Além disso, ele explicou que o símbolo 666 aparece em Apocalipse, mas se referia ao Império Romano, indicado pela citação do nome Nero César. Naquela época, os números apontavam para um nome, ou seja, era comum cada letra valer um número.
Na teologia, a prática é chamada de Gematria, o método de análise das palavras bíblicas somente em hebraico, atribuindo um valor numérico definido a cada letra.
"O apóstolo João envia as cartas para as sete igrejas, que eram do Império Romano, de Nero César, e era a encarnação do próprio dragão, do diabo. Com o tempo foi se tornando uma linguagem comum assimilar isso às práticas satanistas", detalhou.
Já a cruz virada, Kenner disse que ela surgiu na Idade Média, como uma espécie de crítica à própria Igreja.
"O número 666, junto com a cruz, tornou-se no imaginário como prática de indicar que é o diabo. Inicialmente não significavam nada disso. Dessa forma, as pessoas tratarem como um ritual é precipitado, por várias razões, porque inicialmente, na história, os símbolos não eram usados para rituais satânicos", finalizou.
Páginas da Bíblia rasgadas
Na interpretação do professor Edebrande Calavieri, nas páginas rasgadas, Guilherme pode ter tentado fazer uma analogia a passagem bíblica em que 'Jesus ressuscitou, o véu se rasgou e deu livre acesso a Deus'. Da mesma forma, o uso de tinta vermelha, simbolizando o sangue, o fim da vida e da história.
"Ele as rasga e pode significar que acabou o mundo e é o início do juízo final, isto é, não há mais salvação", concluiu.
"Nunca saberemos o que se passou na mente"
O pastor Kenner destacou que o uso dos elementos encontrados no apartamento nunca será esclarecido. No entanto, ele acredita que pode ter ocorrido um possível surto, descontrole e, desta forma, os símbolos foram usados como forma para externalizar a dor.
"Pode ser algo que trouxe das profundidades da mente, e que não daremos conta. Não sabemos o desespero que ele estava passando no interior. Não dá para tirar nenhuma conclusão agora. Qualquer julgamento só atrapalha as investigações", avaliou.
Para o professor aposentado da Universidade Federal do Espírito Santo (Ufes) e doutor em Ciências da Religião, Edebrande Cavalieri, toda a cena é assustadora e pode ser entendida em um primeiro momento como um ritual, mas é preciso cuidado.
"O cenário foi pensado com um certo tempo e premeditado.
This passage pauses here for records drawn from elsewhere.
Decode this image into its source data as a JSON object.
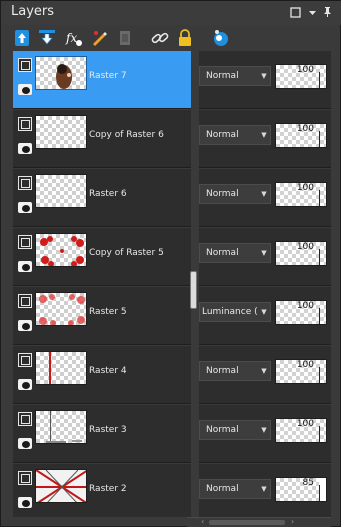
{
  "panel": {
    "title": "Layers",
    "buttons": [
      "maximize-icon",
      "dropdown-icon",
      "pin-icon"
    ]
  },
  "toolbar": {
    "tools": [
      "new-raster-layer-icon",
      "new-layer-below-icon",
      "layer-visibility-icon",
      "edit-layer-icon",
      "delete-layer-icon",
      "link-layers-icon",
      "lock-layer-icon",
      "layer-properties-icon"
    ]
  },
  "layers": [
    {
      "name": "Raster 7",
      "blend": "Normal",
      "opacity": 100,
      "selected": true
    },
    {
      "name": "Copy of Raster 6",
      "blend": "Normal",
      "opacity": 100,
      "selected": false
    },
    {
      "name": "Raster 6",
      "blend": "Normal",
      "opacity": 100,
      "selected": false
    },
    {
      "name": "Copy of Raster 5",
      "blend": "Normal",
      "opacity": 100,
      "selected": false
    },
    {
      "name": "Raster 5",
      "blend": "Luminance (L)",
      "opacity": 100,
      "selected": false
    },
    {
      "name": "Raster 4",
      "blend": "Normal",
      "opacity": 100,
      "selected": false
    },
    {
      "name": "Raster 3",
      "blend": "Normal",
      "opacity": 100,
      "selected": false
    },
    {
      "name": "Raster 2",
      "blend": "Normal",
      "opacity": 85,
      "selected": false
    }
  ],
  "colors": {
    "selected": "#3a9bf2",
    "row_bg": "#2d2d2d",
    "panel_bg": "#3a3a3a"
  }
}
Ele construiu uma cena. E, a partir de um texto bíblico, ou seja, devemos tentar entender a partir de um contexto religioso, mas não é o suficiente, é preciso levar em conta também o desequilíbrio mental, um surto psicótico, mas mesmo assim é difícil compreender".
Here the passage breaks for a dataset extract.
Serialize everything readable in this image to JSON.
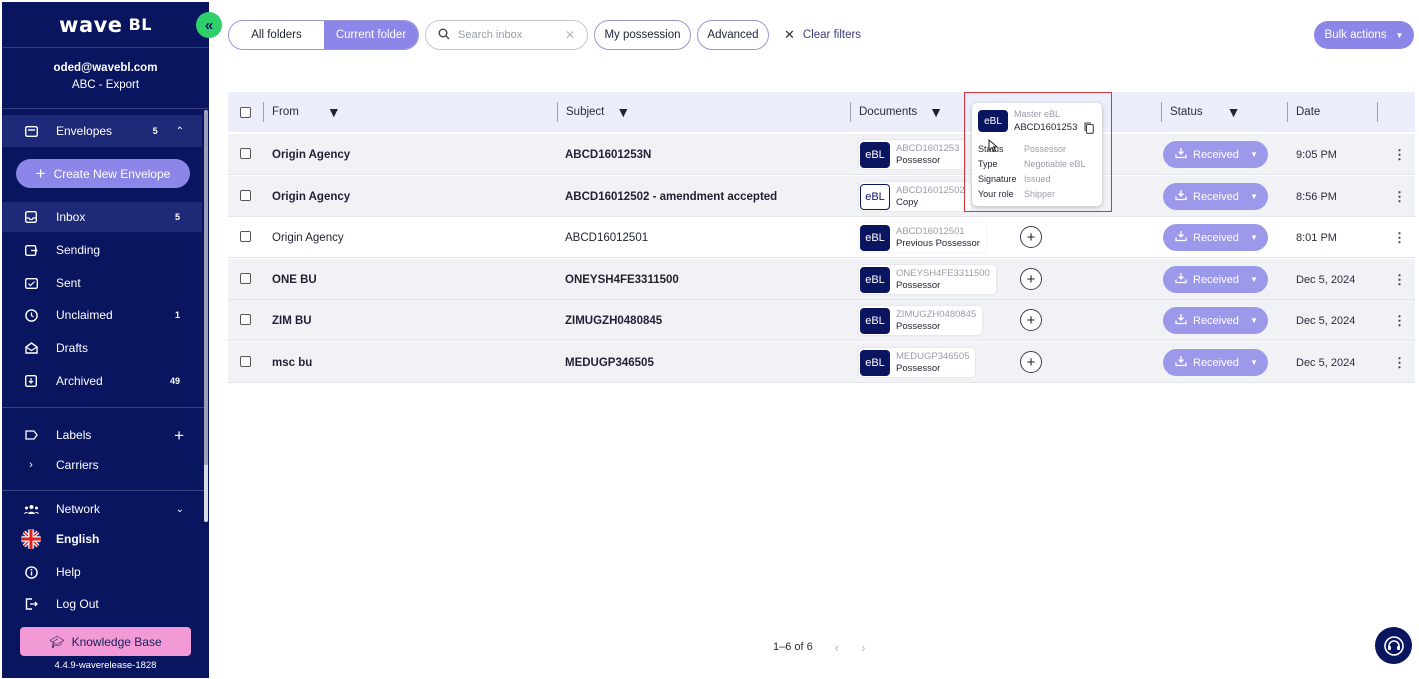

Entretanto, Edebrande esclareceu que é simplista enxergar como um ritual satânico. Para ele, o jovem cresceu em um ambiente cristão e entendia que as forças celestiais, quando lutaram contra o demônio expulsaram-no para a terra e, por isso, o mundo é mau.
"Festejai o céu. O diabo desceu até vós, pouco tempo lhe resta". "Quando ele usa essa frase, ele pode ter tentando dizer que o mundo é mau e, por isso, o diabo obrigou ele a fazer o que fez", disse Edebrande, relembrando também a frase encontrada escrita na bíblia "Ele me obrigou".
Com isso, o professor pensa que Guilherme podia acreditar que uma força superior e má está dominando a terra.
"Talvez ele pensou em salvar a família da maldade do mundo"
Partindo do contexto cristão, no qual ele foi criado, mas deixando claro que tanto a igreja quanto a família e os amigos não podem ser culpabilizados, Edebrande apontou que Guilherme pode ter tido uma leitura fundamentalista e literal da Bíblia Sagrada.
"Não vejo influência de pai, da mãe e nem da igreja. Até porque, pelo que soube, era uma família querida por todos. No entanto, ele pode ter feito uma leitura que o mundo estivesse dominado pelo mal, pela serpente, pelo demônio, e em um ato heroico quis salvar o pai, a mãe e a si mesmo", sublinhou Cavalieri.
"Não é honesto culpar família, igreja ou religião"
Para o pastor Kenner Terra, a história foi uma tragédia e sai do controle do julgamento moral da sociedade. Além disso, salientou que o momento pede que as pessoas respeitem o luto dos familiares e amigos, e que fazer interpretações precipitadas como julgar a família, igreja e religião só prejudicam.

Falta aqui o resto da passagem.